Gingersnap-Mango Icebox Cake

Total Time:
6 hr 45 min
Prep:
45 min
Inactive:
6 hr

Yield:
8 to 10 servings
Level:
Easy

Ingredients
  • 1 1/2 cups cold heavy cream
  • 1/2 cup cream of coconut
  • 30 gingersnap cookies (about half of a 16-ounce package)
  • 1/2 cup unsweetened coconut flakes
  • 1 large mango
  • Juice of 1/2 lime
  • 1 tablespoon sugar
  • Kosher salt
Directions
  • Beat the heavy cream in a large bowl with a mixer on medium-high speed until stiff peaks form, about 3 minutes. Fold in the cream of coconut until just incorporated.

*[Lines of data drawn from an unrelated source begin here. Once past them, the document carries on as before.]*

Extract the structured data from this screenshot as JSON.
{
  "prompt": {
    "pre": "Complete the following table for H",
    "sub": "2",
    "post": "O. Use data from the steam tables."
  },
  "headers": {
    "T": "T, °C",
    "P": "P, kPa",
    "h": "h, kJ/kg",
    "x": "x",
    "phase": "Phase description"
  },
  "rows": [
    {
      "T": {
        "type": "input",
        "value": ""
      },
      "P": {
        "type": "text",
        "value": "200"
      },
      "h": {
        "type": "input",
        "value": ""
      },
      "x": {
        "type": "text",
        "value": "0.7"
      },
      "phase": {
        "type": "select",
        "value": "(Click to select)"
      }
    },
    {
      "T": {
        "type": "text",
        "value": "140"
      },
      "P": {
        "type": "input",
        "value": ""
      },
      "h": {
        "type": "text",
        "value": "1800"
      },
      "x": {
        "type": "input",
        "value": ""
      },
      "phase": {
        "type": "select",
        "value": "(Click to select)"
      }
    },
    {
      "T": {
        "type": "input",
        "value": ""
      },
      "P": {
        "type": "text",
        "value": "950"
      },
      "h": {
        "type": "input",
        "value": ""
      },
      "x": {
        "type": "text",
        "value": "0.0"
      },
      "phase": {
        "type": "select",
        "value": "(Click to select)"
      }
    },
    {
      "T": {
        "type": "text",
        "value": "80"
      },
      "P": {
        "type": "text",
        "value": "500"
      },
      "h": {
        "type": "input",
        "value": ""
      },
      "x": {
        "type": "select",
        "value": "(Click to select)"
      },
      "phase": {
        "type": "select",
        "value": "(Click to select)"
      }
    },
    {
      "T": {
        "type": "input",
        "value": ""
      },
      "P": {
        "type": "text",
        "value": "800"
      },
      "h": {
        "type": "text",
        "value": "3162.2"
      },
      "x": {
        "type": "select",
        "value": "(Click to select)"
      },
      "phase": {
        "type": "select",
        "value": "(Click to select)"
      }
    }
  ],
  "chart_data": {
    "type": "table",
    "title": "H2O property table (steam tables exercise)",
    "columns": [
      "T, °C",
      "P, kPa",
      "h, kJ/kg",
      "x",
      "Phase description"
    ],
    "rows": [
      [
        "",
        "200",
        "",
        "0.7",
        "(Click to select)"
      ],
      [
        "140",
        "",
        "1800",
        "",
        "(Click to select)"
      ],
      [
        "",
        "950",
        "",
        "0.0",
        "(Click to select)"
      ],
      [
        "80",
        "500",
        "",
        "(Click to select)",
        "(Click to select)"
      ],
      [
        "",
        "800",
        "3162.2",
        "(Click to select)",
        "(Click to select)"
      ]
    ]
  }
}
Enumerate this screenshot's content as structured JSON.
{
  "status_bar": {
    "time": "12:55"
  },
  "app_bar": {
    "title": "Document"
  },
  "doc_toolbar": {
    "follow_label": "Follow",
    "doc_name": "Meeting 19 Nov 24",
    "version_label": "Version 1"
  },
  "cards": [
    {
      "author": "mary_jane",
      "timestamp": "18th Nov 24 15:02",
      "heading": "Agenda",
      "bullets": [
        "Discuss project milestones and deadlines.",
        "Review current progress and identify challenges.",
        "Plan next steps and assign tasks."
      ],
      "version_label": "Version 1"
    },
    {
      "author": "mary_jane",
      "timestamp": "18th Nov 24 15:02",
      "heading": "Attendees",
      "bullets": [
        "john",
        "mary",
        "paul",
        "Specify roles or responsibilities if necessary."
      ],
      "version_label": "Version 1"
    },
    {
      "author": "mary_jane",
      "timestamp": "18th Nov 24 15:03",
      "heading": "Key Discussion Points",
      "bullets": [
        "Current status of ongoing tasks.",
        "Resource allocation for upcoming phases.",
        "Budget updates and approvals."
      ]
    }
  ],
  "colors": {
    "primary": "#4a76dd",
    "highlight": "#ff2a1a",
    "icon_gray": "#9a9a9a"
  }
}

  • Spread about 1 heaping teaspoon of the coconut whipped cream onto each gingersnap. Press the cookies together on their sides to form a 12-inch-long log on a serving platter. Cover the log with the remaining coconut whipped cream. Cover with plastic wrap and refrigerate at least 6 hours or overnight.

  • Preheat the oven to 350 degrees F. Spread the coconut flakes in a single layer on a baking sheet and bake until just golden, about 5 minutes. Let cool completely.

  • Peel, pit and dice the mango. Toss with the lime juice, sugar and a pinch of salt in a small bowl. Sprinkle the toasted coconut all over the cake, gently pressing to adhere. Top with the mango. Cut on the diagonal to serve.